We use the following tools only with your consent (Art. 6 (1)(a) GDPR; § 25 (1) TDDDG), which you can withdraw at any time via the cookie settings:

• Google Analytics 4 (Google Ireland Ltd.) — to analyse the use of our website. Google Analytics 4 does not log or store full IP addresses; the IP address is used only transiently to derive approximate location. Data may be transferred to Google LLC, USA (see Section 5).
• Meta Pixel (Meta Platforms Ireland Ltd.) — to measure conversions and create audiences for advertising. For the collection and transmission of data via the pixel, we and Meta act as joint controllers (Art. 26 GDPR); Meta's subsequent processing is carried out under its own responsibility. Data may be transferred to Meta Platforms, Inc., USA (see Section 5).
• Microsoft Clarity (Microsoft Ireland Operations Ltd., One Microsoft Place, South County Business Park, Leopardstown, Dublin 18, Ireland) — to analyse how visitors use our website through heatmaps and session recordings (mouse movement, scrolling, clicks). Clarity is loaded only after you have given consent and does not start recording before then. Form-field content is masked by default. Data may be transferred to Microsoft Corporation, USA (see Section 5).

11. Your Rights

You have the right to: access (Art. 15), rectification (Art. 16), erasure (Art. 17), restriction of processing (Art. 18), data portability (Art. 20), and to object to processing (Art. 21) GDPR. Where processing is based on consent, you may withdraw it at any time with effect for the future (Art. 7 (3) GDPR), without affecting the lawfulness of prior processing.
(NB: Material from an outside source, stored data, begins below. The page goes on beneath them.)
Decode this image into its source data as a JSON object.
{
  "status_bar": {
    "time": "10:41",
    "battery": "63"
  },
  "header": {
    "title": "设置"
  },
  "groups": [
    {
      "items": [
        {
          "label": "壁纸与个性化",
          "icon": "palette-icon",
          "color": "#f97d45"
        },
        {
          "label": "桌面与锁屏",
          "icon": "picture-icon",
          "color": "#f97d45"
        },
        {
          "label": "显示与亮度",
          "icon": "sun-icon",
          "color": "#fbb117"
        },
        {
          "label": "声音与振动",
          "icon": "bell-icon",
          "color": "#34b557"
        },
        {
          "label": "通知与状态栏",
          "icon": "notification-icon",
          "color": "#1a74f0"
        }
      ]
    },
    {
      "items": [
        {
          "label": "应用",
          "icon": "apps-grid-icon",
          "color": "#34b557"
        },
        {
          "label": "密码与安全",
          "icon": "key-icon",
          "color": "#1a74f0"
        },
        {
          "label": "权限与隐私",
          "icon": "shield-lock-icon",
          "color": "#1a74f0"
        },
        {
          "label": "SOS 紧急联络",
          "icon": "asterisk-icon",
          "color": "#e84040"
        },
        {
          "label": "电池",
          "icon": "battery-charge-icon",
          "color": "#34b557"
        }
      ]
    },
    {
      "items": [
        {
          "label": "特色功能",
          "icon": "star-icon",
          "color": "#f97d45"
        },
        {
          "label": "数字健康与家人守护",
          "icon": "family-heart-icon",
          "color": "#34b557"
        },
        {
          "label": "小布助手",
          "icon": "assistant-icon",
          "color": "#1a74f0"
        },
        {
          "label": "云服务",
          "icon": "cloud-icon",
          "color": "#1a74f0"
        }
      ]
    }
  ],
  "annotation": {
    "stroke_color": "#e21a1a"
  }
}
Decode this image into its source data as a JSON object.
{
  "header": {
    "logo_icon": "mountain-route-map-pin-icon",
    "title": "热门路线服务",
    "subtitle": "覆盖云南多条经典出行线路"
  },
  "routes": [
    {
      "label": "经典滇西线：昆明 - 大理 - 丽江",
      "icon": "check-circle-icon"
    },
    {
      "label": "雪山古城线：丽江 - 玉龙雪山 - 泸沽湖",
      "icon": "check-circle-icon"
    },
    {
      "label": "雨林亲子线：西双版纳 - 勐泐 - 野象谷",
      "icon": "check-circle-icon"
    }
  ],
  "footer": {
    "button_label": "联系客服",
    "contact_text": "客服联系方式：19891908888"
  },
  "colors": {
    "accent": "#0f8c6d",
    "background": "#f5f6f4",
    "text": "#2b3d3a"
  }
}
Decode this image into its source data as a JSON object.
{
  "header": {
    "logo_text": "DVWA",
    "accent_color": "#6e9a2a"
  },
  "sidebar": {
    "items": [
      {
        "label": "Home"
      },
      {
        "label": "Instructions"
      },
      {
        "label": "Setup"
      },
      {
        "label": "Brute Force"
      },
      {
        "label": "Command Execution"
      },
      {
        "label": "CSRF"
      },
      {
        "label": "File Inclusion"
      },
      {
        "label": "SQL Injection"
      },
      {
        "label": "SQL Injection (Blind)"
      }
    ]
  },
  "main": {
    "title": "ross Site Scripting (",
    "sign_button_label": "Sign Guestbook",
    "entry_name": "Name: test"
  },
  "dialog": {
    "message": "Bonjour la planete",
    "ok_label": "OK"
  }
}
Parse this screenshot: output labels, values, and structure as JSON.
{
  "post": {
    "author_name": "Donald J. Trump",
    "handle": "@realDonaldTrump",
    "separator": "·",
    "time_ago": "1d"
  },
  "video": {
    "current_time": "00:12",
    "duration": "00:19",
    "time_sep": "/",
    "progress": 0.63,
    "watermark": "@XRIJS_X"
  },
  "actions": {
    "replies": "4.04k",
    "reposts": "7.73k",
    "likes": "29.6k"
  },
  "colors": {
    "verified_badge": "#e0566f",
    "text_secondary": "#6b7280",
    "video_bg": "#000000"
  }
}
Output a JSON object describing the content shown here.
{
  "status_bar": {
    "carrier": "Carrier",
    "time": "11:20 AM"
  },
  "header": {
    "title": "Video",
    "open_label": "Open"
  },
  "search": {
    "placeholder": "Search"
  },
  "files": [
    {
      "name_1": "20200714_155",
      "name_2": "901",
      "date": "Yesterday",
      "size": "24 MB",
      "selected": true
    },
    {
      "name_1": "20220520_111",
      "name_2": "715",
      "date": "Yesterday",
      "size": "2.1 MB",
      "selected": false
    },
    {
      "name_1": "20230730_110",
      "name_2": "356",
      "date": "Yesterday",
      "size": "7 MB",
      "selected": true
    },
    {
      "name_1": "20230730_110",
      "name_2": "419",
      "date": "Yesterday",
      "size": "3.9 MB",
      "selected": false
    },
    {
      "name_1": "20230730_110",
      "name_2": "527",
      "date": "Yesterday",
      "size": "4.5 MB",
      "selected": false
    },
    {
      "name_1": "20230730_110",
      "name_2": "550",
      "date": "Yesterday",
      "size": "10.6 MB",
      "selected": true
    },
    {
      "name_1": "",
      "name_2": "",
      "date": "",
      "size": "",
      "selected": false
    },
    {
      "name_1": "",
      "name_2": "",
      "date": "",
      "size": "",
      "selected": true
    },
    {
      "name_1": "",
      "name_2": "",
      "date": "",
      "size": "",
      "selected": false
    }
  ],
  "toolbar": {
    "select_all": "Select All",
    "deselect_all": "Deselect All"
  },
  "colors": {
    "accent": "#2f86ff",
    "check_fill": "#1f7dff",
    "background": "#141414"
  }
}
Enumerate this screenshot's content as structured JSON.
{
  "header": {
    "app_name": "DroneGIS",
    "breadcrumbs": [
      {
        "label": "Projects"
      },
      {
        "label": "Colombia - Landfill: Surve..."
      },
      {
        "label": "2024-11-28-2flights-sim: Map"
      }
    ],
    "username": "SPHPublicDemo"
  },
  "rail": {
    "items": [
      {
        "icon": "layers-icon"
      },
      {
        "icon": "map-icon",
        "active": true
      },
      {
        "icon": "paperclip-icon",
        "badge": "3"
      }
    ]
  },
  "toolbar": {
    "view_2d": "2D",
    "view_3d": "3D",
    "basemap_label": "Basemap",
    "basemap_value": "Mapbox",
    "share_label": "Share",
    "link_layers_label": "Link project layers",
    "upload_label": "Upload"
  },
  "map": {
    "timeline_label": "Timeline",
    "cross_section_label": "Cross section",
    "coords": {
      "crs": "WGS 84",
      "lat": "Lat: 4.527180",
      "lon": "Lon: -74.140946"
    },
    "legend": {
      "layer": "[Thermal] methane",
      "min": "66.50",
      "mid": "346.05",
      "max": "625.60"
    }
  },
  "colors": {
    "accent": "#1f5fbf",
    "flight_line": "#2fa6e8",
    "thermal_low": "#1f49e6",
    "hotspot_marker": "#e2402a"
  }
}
Right to object (Art. 21 GDPR): Where we process your data on the basis of legitimate interests, you have the right to object on grounds relating to your particular situation. You may object to direct marketing at any time, without giving reasons.

You also have the right to lodge a complaint with a supervisory authority (Art. 77 GDPR). The authority competent for us is:

Der Hamburgische Beauftragte für Datenschutz und Informationsfreiheit Ludwig-Erhard-Str. 22, 20459 Hamburg, Germany

You may also contact the supervisory authority in your country of residence or workplace.

12. Retention

We retain personal data only as long as necessary for the relevant purpose or as required by statutory retention periods, in particular under German commercial and tax law (§ 257 HGB, § 147 AO): generally 8 years for accounting vouchers and invoices, 10 years for annual financial statements and accounting records, and 6 years for commercial and business correspondence. Data processed on the basis of consent is retained until you withdraw consent; data processed for direct marketing until you object. Once the purpose ceases and no retention obligation applies, the data is deleted or anonymised.

13. Minors

Our store is not directed at children. We do not knowingly process the personal data of persons under the age where consent for information-society services is valid (16 years in Germany) without the consent of a parent or guardian.

14. Changes to This Policy

We may update this Privacy Policy to reflect changes in our processing or in the legal framework. The current version is always available on this page.